Con todo, no podía a veces disimular el enojo, si bien pasajero, que en ella despertaba el relato de las iniquidades de Alicia. No osaba aconsejar al médico que la abandonase, temerosa de que en su consejo pudiese vislumbrarse un egoísmo que estaba lejos de abrigar. Al propio tiempo sentía por Alicia una admiración ambigua, la que sienten los débiles por los audaces y los fuertes, sobre todo cuando comparaba su proceder humilde con el proceder rebelde de la otra. Celos silenciosos que dormían en su corazón, brillaban a ratos en sus ojos como relámpagos en noches de estío.

-¿Por qué persiste en vivir con ella? -se preguntaba muchas veces-. ¿La amará? ¡Quién sabe! Por lo mismo que le martiriza, puede que se sienta ligado a ella por esos amores que alternativamente tienden a unirse y separarse como las aguas del mar.

El mismo Baranda, cuando se interrogaba a sí propio, no sabía qué contestarse a punto fijo. El médico salía muchas veces, con su tolerancia científica, al encuentro del hombre sentimental.

-Es una enferma ¡y cuántos casos análogos no he tenido en mi clínica! Mi deber es asistirla, cuidarla; pero no puedo prescindir de que tengo nervios también. ¿Soy acaso un marmolillo? Nuestro escepticismo nace de la contemplación repetida de la miseria humana, de que no hemos podido hallar, en el mármol de disección, al través de los músculos y las vísceras, nada que nos incline a creer en un libre albedrío.

Cuando el médico pierde todo influjo moral sobre el paciente, está perdido. Es mi caso. Creo más en la terapéutica sugestiva que en las drogas. No puedo tratarla como médico. Además, lo confieso, la odio. La odio cuando la veo tan injusta, tan insurrecta, tan desvergonzada. Entonces, olvidándome del determinismo de los fenómenos psíquicos, siento impulsos de matarla; pero no soy ejecutivo. El análisis, como un ácido, disuelve mis actos, paraliza mi voluntad.

Nacida en aquel medio social, mosaico étnico en que cada raza dejó su escoria: el indio su indolencia; el negro su lascivia y su inclinación a lo grosero; el conquistador su fanatismo religioso, el desorden administrativo y la falta de respeto a la persona humana; engendrada por padres desconocidos, tal vez borrachos o histéricos, bajo aquel sol que agua los sesos, y trasplantada de pronto, sin preparación mental alguna, a esta civilización europea, tan compleja y decadente, de la cual no se le pega al extranjero vulgar sino lo nocivo y corruptor... Quien sabe explicarse las cosas, las disculpa mentalmente.

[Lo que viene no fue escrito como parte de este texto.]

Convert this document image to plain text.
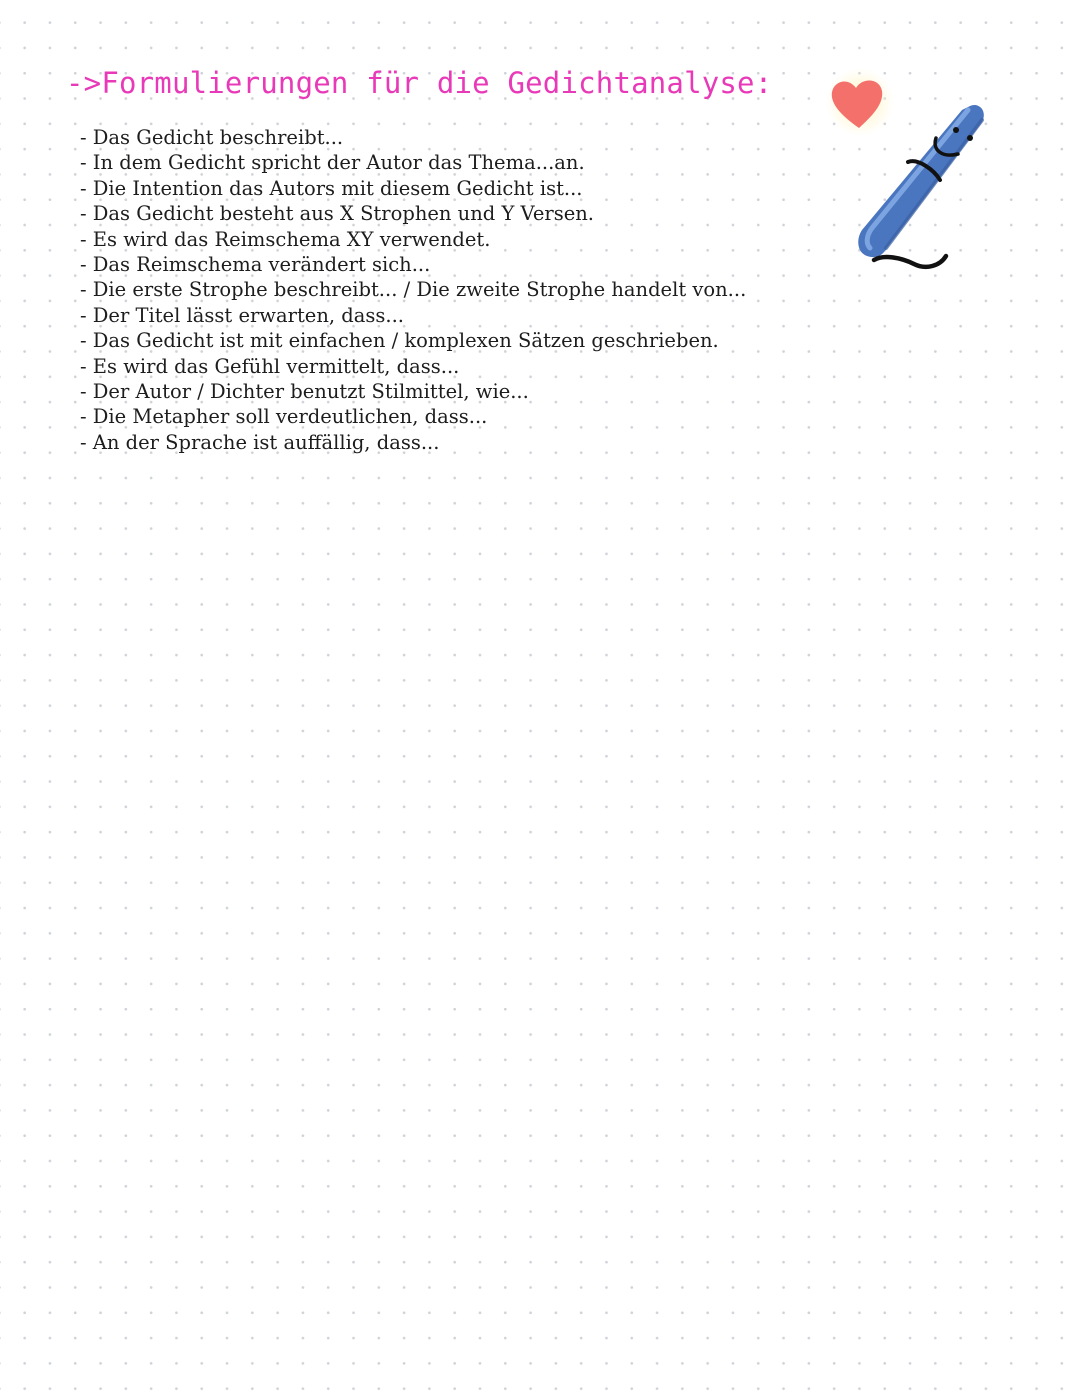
->Formulierungen für die Gedichtanalyse:
- Das Gedicht beschreibt...
- In dem Gedicht spricht der Autor das Thema...an.
- Die Intention das Autors mit diesem Gedicht ist...
- Das Gedicht besteht aus X Strophen und Y Versen.
- Es wird das Reimschema XY verwendet.
- Das Reimschema verändert sich...
- Die erste Strophe beschreibt... / Die zweite Strophe handelt von...
- Der Titel lässt erwarten, dass...
- Das Gedicht ist mit einfachen / komplexen Sätzen geschrieben.
- Es wird das Gefühl vermittelt, dass...
- Der Autor / Dichter benutzt Stilmittel, wie...
- Die Metapher soll verdeutlichen, dass...
- An der Sprache ist auffällig, dass...
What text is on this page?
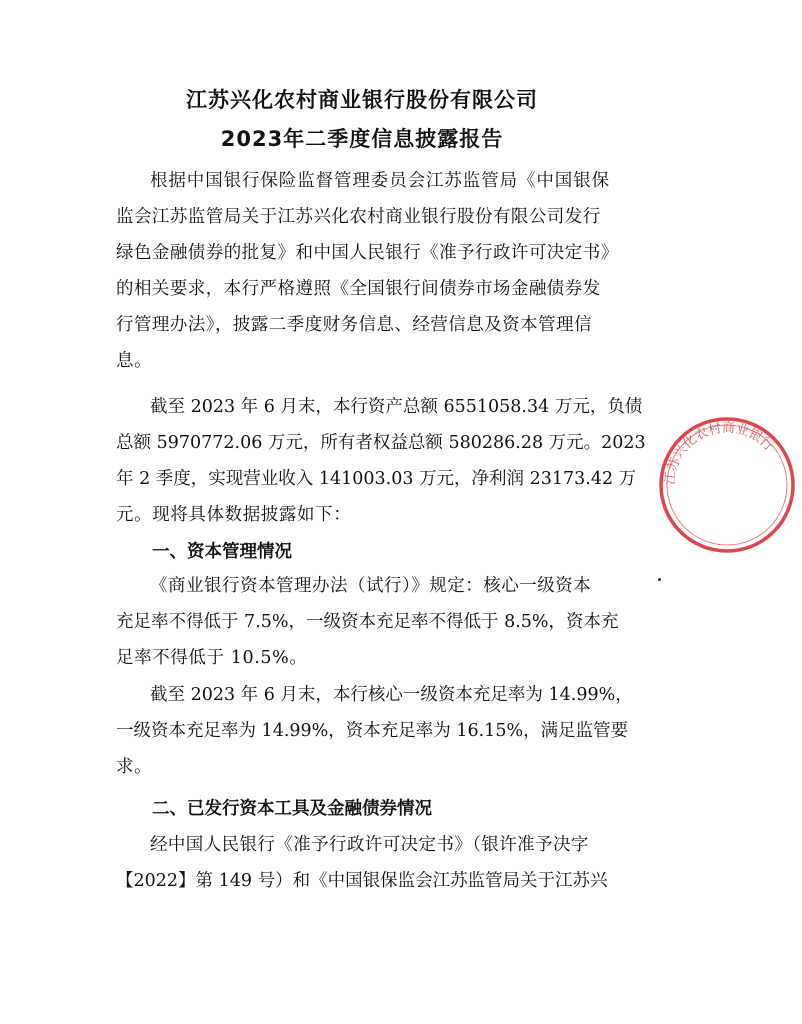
江苏兴化农村商业银行股份有限公司
2023年二季度信息披露报告
根据中国银行保险监督管理委员会江苏监管局《中国银保
监会江苏监管局关于江苏兴化农村商业银行股份有限公司发行
绿色金融债券的批复》和中国人民银行《准予行政许可决定书》
的相关要求，本行严格遵照《全国银行间债券市场金融债券发
行管理办法》，披露二季度财务信息、经营信息及资本管理信
息。
截至 2023 年 6 月末，本行资产总额 6551058.34 万元，负债
总额 5970772.06 万元，所有者权益总额 580286.28 万元。2023
年 2 季度，实现营业收入 141003.03 万元，净利润 23173.42 万
元。现将具体数据披露如下：
一、资本管理情况
《商业银行资本管理办法（试行）》规定：核心一级资本
充足率不得低于 7.5%，一级资本充足率不得低于 8.5%，资本充
足率不得低于 10.5%。
截至 2023 年 6 月末，本行核心一级资本充足率为 14.99%，
一级资本充足率为 14.99%，资本充足率为 16.15%，满足监管要
求。
二、已发行资本工具及金融债券情况
经中国人民银行《准予行政许可决定书》（银许准予决字
【2022】第 149 号）和《中国银保监会江苏监管局关于江苏兴
江苏兴化农村商业银行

Cada uno de nosotros se parece al explorador del cuento, que se jactaba de haber civilizado a los salvajes por la persuasión.

-No he disparado un solo tiro. Soy enemigo de toda violencia -decía-; pero como uno de los circunstantes pusiera en duda la veracidad de su relato, le descargó un bastonazo.

Alicia ignora que está enferma; es más, se irrita cuando se la dice que su conducta obedece a una diátesis histérica. ¡Maldita neurosis que no exige al paciente que guarde cama! No le impide andar, comer, pensar, aunque sin rigurosa asociación de ideas. El desorden reside en lo afectivo. El enfermo se dispara; carece del poder de dominarse... La mayoría de los procesos célebres, ¿qué son sino cursos de frenopatía viviente?

La parte de la patología concerniente a los desarreglos nerviosos está envuelta en sombras. Aún no sabemos cómo se combinan las emociones y las ideas; no sabemos dónde ni cómo se forman las pasiones. Hipótesis más o menos admisibles; pero la verdad se nos escapa como agua entre los dedos.

El verdadero hombre de ciencia no es el que afirma en redondo, porque las verdades de hoy pueden resultar mentiras mañana, sino el que duda, el que mide y pesa el pro y el contra. ¿Sabemos algo, en rigor, del llamado mal comicial por los romanos? ¡Cuántos epilépticos, salvo la convulsión, dan pruebas de una salud cabal!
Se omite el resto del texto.